You mentioned extended shock length of 15.2” and 4.1” stroke. Are these the 4.1” stroke shocks with the 1” extended eyelet mounts (15.230” extended length) ? Do you recommend these shocks for both front and rear applications ?

Yes, you are correct. These are perfect for front or back with the correct spring rate and dampening setting.

I have QA1 single adjustable on the Panetra and double on the GT40, I wanted the extra flexibility on the latter as it handled terribly with the Spax when I got it, but honestly in 15 years of ownership of the Pantera I have only corner weighted and adjusted the settings once, so I don't think there's a lot of advantage to the double adjustable on a street car.
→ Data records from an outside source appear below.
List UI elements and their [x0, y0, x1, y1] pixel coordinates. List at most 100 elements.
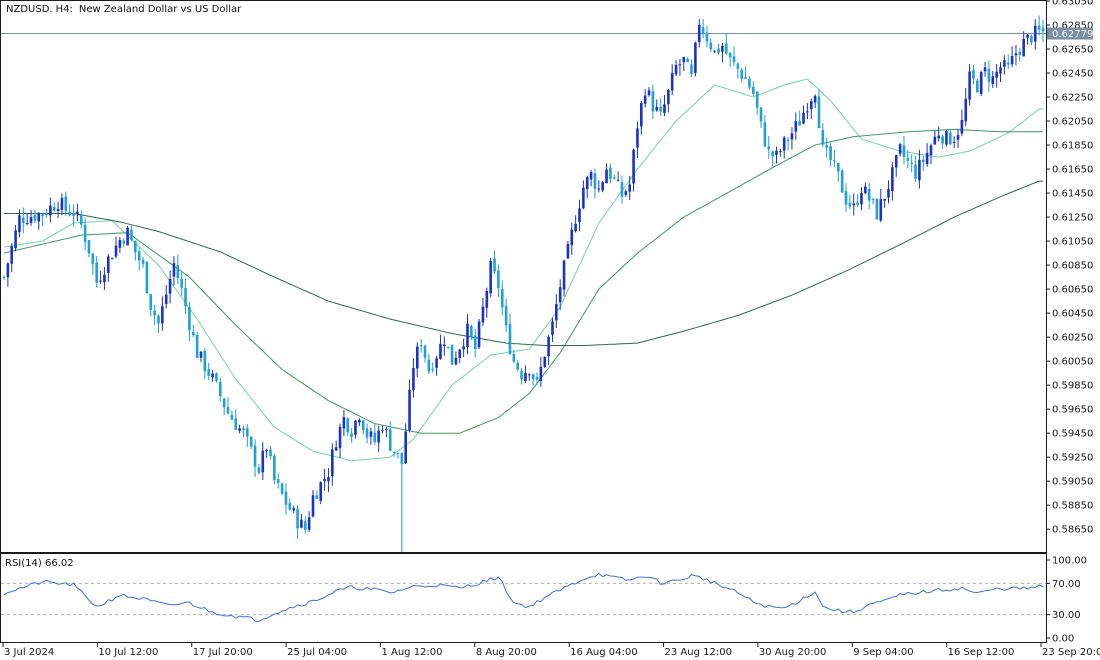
- candle-body: [504, 306, 508, 326]
- candle-body: [748, 78, 751, 88]
- candle-body: [500, 289, 504, 308]
- candle-body: [288, 503, 292, 510]
- candle-body: [83, 225, 87, 243]
- candle-body: [539, 366, 543, 382]
- candle-body: [663, 104, 666, 113]
- candle-body: [358, 419, 361, 423]
- candle-body: [732, 56, 736, 63]
- candle-body: [176, 265, 180, 279]
- candle-body: [2, 276, 6, 278]
- candle-body: [798, 121, 801, 126]
- candle-body: [10, 246, 14, 264]
- candle-body: [164, 294, 168, 304]
- candle-body: [68, 212, 71, 216]
- candle-body: [415, 346, 419, 369]
- price-tick-label: 0.59850: [1052, 381, 1093, 392]
- candle-body: [918, 159, 921, 181]
- candle-body: [860, 193, 863, 205]
- candle-body: [744, 76, 747, 79]
- candle-body: [914, 164, 917, 179]
- candle-body: [14, 230, 17, 249]
- candle-body: [964, 98, 968, 122]
- candle-body: [188, 307, 191, 331]
- candle-body: [1041, 27, 1045, 32]
- candle-body: [307, 517, 311, 530]
- candle-body: [524, 372, 527, 381]
- candle-body: [628, 184, 632, 192]
- candle-body: [713, 50, 716, 52]
- price-tick-label: 0.59250: [1052, 453, 1093, 464]
- price-tick-label: 0.61050: [1052, 237, 1093, 248]
- candle-body: [705, 32, 709, 42]
- candle-body: [941, 136, 944, 144]
- candle-body: [574, 223, 577, 232]
- candle-body: [620, 182, 624, 197]
- candle-body: [342, 417, 346, 429]
- candle-body: [52, 207, 56, 211]
- candle-body: [385, 429, 388, 431]
- candle-body: [41, 214, 44, 216]
- candle-body: [813, 95, 817, 103]
- candle-body: [466, 323, 469, 348]
- candle-body: [29, 217, 33, 223]
- candle-body: [296, 508, 299, 529]
- candle-body: [1006, 62, 1010, 65]
- candle-body: [670, 73, 674, 91]
- candle-body: [122, 240, 126, 244]
- candle-body: [709, 42, 713, 50]
- candle-body: [883, 198, 886, 201]
- candle-body: [921, 159, 925, 163]
- candle-body: [37, 213, 41, 222]
- candle-body: [864, 186, 867, 194]
- time-tick-label: 17 Jul 20:00: [193, 647, 253, 658]
- candle-body: [585, 177, 589, 190]
- price-tick-label: 0.61850: [1052, 141, 1093, 152]
- candle-body: [659, 106, 662, 112]
- candle-body: [794, 121, 798, 132]
- candle-body: [22, 217, 25, 223]
- candle-body: [49, 205, 52, 216]
- candle-body: [462, 346, 465, 350]
- candle-body: [612, 177, 616, 179]
- candle-body: [690, 64, 693, 75]
- candle-body: [925, 152, 929, 165]
- price-tick-label: 0.59050: [1052, 477, 1093, 488]
- candle-body: [137, 251, 141, 261]
- time-tick-label: 8 Aug 20:00: [476, 647, 537, 658]
- candle-body: [987, 68, 991, 82]
- time-tick-label: 10 Jul 12:00: [98, 647, 158, 658]
- candle-body: [624, 191, 628, 195]
- candle-body: [95, 262, 98, 283]
- candle-body: [361, 420, 365, 431]
- candle-body: [431, 369, 435, 371]
- candle-body: [898, 144, 902, 154]
- rsi-tick-label: 70.00: [1052, 579, 1081, 590]
- candle-body: [976, 80, 979, 93]
- candle-body: [423, 345, 427, 358]
- rsi-pane[interactable]: RSI(14) 66.02 100.00 70.00 30.00 0.00: [0, 553, 1088, 645]
- candle-body: [404, 431, 407, 464]
- candle-body: [968, 71, 971, 100]
- price-axis: 0.63050 0.62850 0.62650 0.62450 0.62250 0.620…: [1046, 0, 1093, 536]
- candle-body: [972, 70, 975, 79]
- candle-body: [311, 495, 315, 517]
- candle-body: [763, 122, 767, 147]
- rsi-tick-label: 30.00: [1052, 610, 1081, 621]
- price-tick-label: 0.60450: [1052, 309, 1093, 320]
- candle-body: [396, 452, 400, 454]
- candle-body: [956, 135, 960, 140]
- candle-body: [191, 331, 195, 336]
- candle-body: [412, 368, 415, 391]
- price-pane[interactable]: NZDUSD. H4: New Zealand Dollar vs US Dolla…: [0, 0, 1094, 553]
- candle-body: [686, 58, 689, 63]
- candle-body: [222, 398, 226, 408]
- candle-body: [640, 103, 643, 127]
- candle-body: [207, 369, 211, 376]
- candle-body: [817, 96, 821, 129]
- candle-body: [724, 43, 728, 54]
- candle-body: [273, 455, 276, 481]
- candle-body: [246, 428, 249, 437]
- candle-body: [991, 76, 995, 84]
- candle-body: [852, 203, 856, 206]
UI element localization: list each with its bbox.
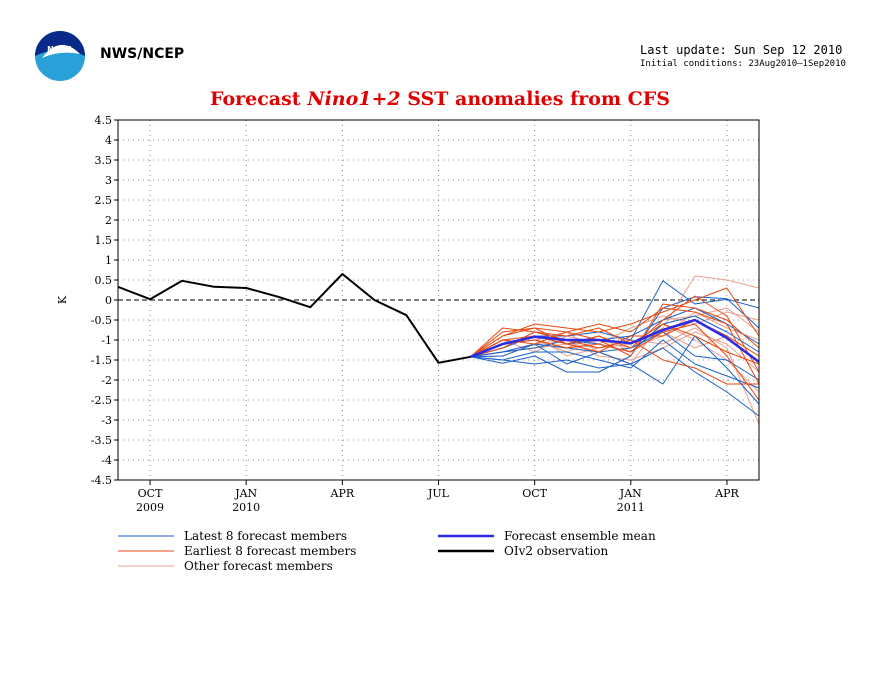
grid-layer <box>118 120 759 480</box>
legend: Latest 8 forecast members Forecast ensemb… <box>118 529 656 573</box>
y-tick-label: 0.5 <box>95 274 113 287</box>
y-tick-label: -2 <box>101 374 112 387</box>
y-tick-label: 3 <box>105 174 112 187</box>
y-tick-label: -1 <box>101 334 112 347</box>
x-tick-label: OCT <box>522 487 547 500</box>
latest-member-line <box>470 335 760 405</box>
agency-label: NWS/NCEP <box>100 46 185 62</box>
x-tick-label: JAN <box>234 487 257 500</box>
observation-line <box>117 273 471 364</box>
y-tick-label: 3.5 <box>95 154 113 167</box>
latest-member-line <box>470 331 760 381</box>
chart-title-prefix: Forecast <box>210 88 308 110</box>
chart-title-suffix: SST anomalies from CFS <box>400 88 670 110</box>
x-tick-year-label: 2010 <box>232 501 260 514</box>
chart-title: Forecast Nino1+2 SST anomalies from CFS <box>0 88 880 110</box>
y-tick-label: -4.5 <box>91 474 112 487</box>
x-tick-label: APR <box>330 487 355 500</box>
y-tick-label: 2.5 <box>95 194 113 207</box>
earliest-member-line <box>470 323 760 401</box>
y-tick-label: 4 <box>105 134 112 147</box>
x-tick-label: OCT <box>138 487 163 500</box>
y-tick-label: -2.5 <box>91 394 112 407</box>
y-tick-label: 4.5 <box>95 114 113 127</box>
latest-member-line <box>470 347 760 417</box>
legend-label: OIv2 observation <box>504 544 609 558</box>
chart-title-italic: Nino1+2 <box>307 88 401 110</box>
x-tick-label: JUL <box>427 487 450 500</box>
ensemble-mean-line <box>470 318 760 364</box>
earliest-member-line <box>470 303 760 358</box>
x-tick-label: JAN <box>619 487 642 500</box>
legend-label: Latest 8 forecast members <box>184 529 347 543</box>
latest-member-line <box>470 296 760 373</box>
y-tick-label: -1.5 <box>91 354 112 367</box>
y-tick-label: -0.5 <box>91 314 112 327</box>
x-tick-label: APR <box>714 487 739 500</box>
legend-label: Earliest 8 forecast members <box>184 544 356 558</box>
y-tick-label: 2 <box>105 214 112 227</box>
last-update-text: Last update: Sun Sep 12 2010 <box>640 43 843 57</box>
earliest-member-line <box>470 323 760 365</box>
legend-label: Other forecast members <box>184 559 333 573</box>
series-layer <box>117 273 760 425</box>
x-tick-year-label: 2011 <box>617 501 645 514</box>
axis-layer: 4.5 4 3.5 3 2.5 2 1.5 1 0.5 0 -0.5 -1 -1.5 -2 -2.5 -3 -3… <box>91 114 740 514</box>
y-tick-label: -4 <box>101 454 112 467</box>
y-tick-label: -3.5 <box>91 434 112 447</box>
y-tick-label: 1 <box>105 254 112 267</box>
y-axis-label: K <box>56 295 69 304</box>
latest-member-line <box>470 339 760 389</box>
legend-label: Forecast ensemble mean <box>504 529 656 543</box>
y-tick-label: -3 <box>101 414 112 427</box>
svg-text:NOAA: NOAA <box>47 45 73 54</box>
initial-conditions-text: Initial conditions: 23Aug2010—1Sep2010 <box>640 59 846 69</box>
y-tick-label: 1.5 <box>95 234 113 247</box>
x-tick-year-label: 2009 <box>136 501 164 514</box>
noaa-logo-icon: NOAA <box>34 30 86 82</box>
y-tick-label: 0 <box>105 294 112 307</box>
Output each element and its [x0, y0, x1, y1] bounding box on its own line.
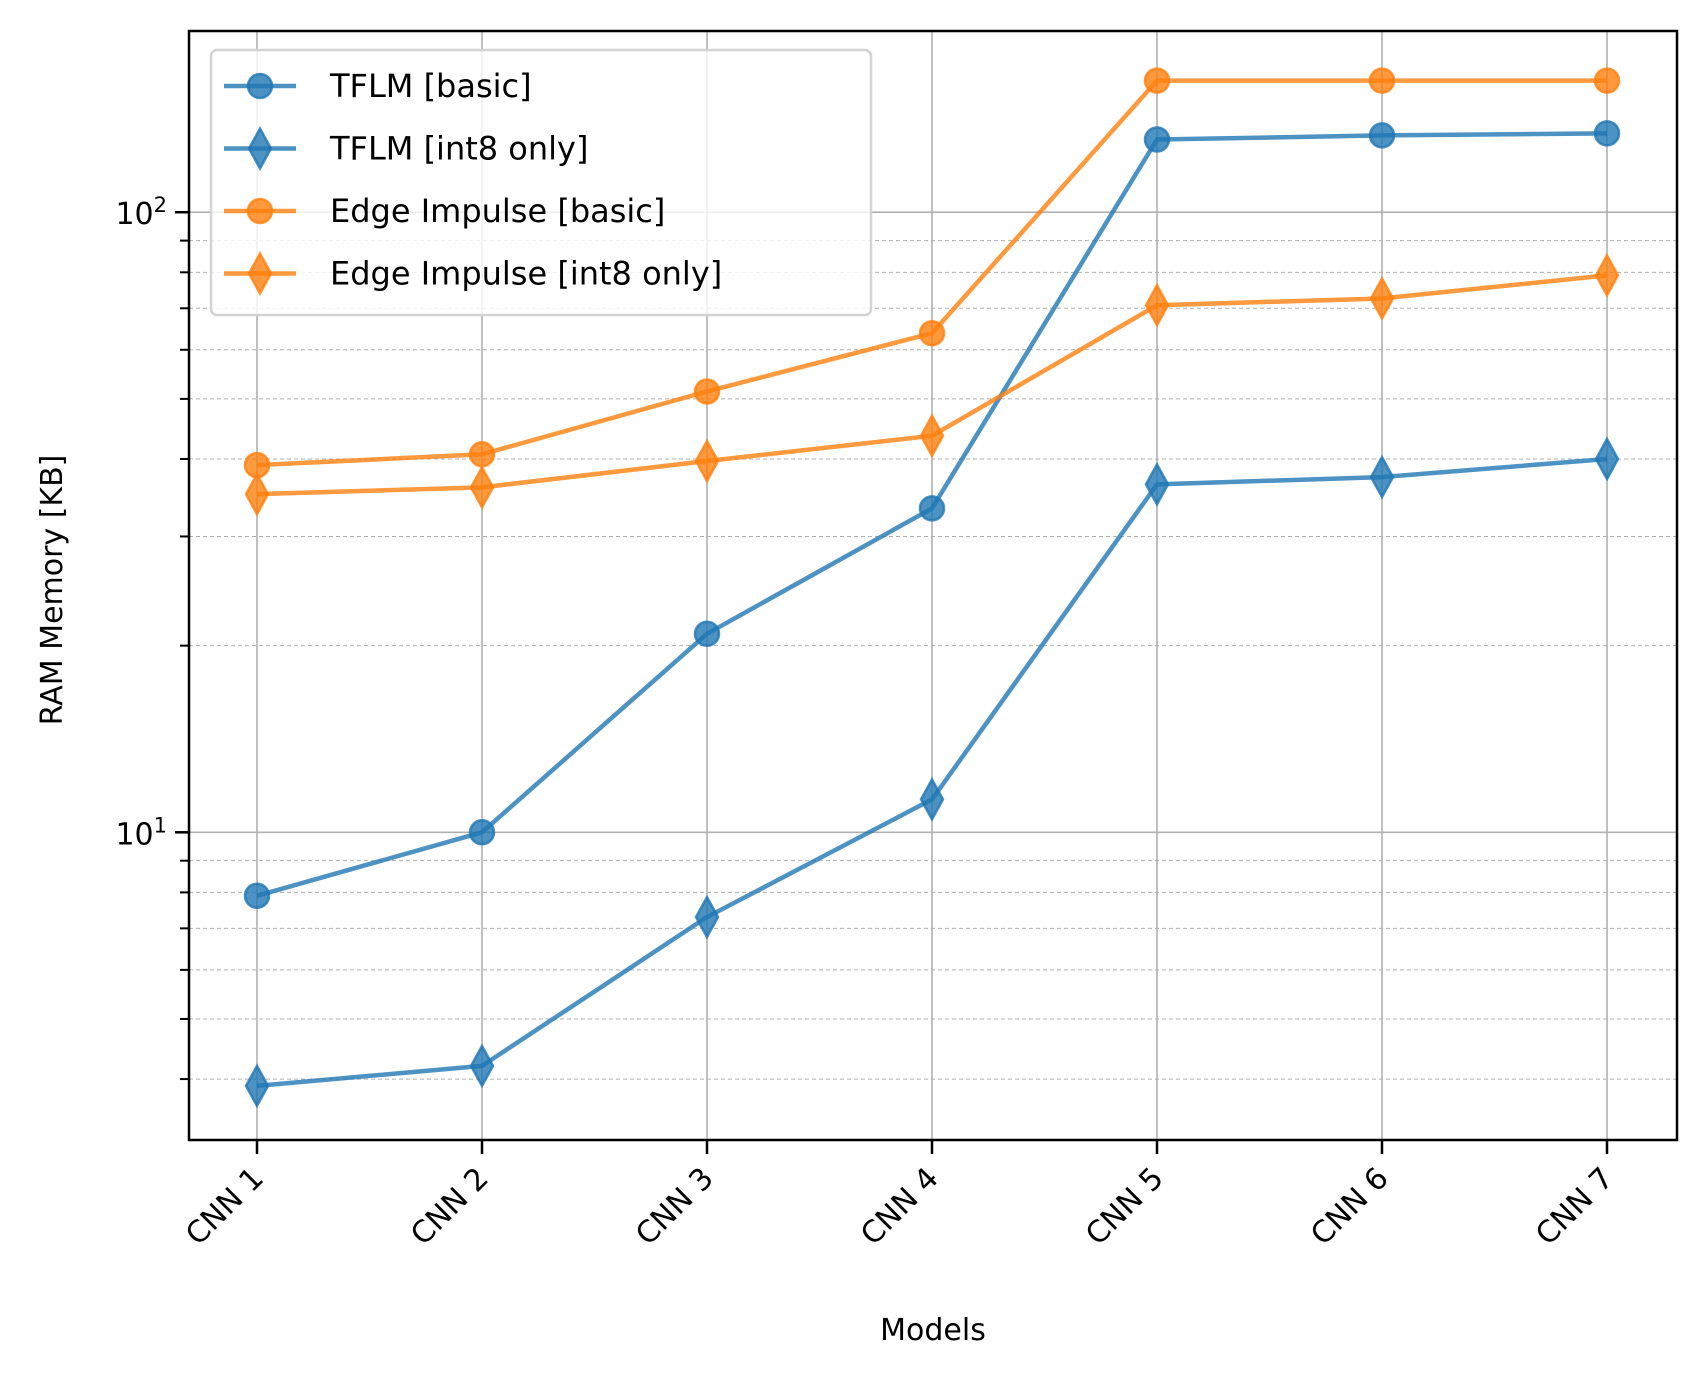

The double adjustable QA1 part numbers are DD501 (bushing) or DD502 (Poly), single adjustable DS501 and DS502 respectively. The bushed shocks will require a spacer either side of the eye and most aftermarket shocks will have a 1/2" dia eye, not a 12 mm (0.471") Pantera shock bolt dia.) so there is a slight mismatch that the stepped spacers take up. I can send a drawing if you go that route and need to get the spacers made up. You can of course drill out the shock mounts and use a 1/2" dia bolt. I am running 550/450# spring rates on the GT5 in 12" length and would opt for 450/350 initially on the L when I get to it. Springs are $65 ea so not terrible cost if you want to play around with a couple spring rates. The GT5 fronts are set at their lowest height so I could probably get a way with a 10" spring and little bit more preload.

I noticed the difference in wheel well height openings on my car as well. The right front is also the most likely on my car to tick the front of the fender opening on the right side.

Everyone is assuming that there was an issue with the chassis jig being off but it may also be that the left and right fenders are not exact mirror images of each other?

I have also seen that on other low production cars and even mass produced like the Mustangs.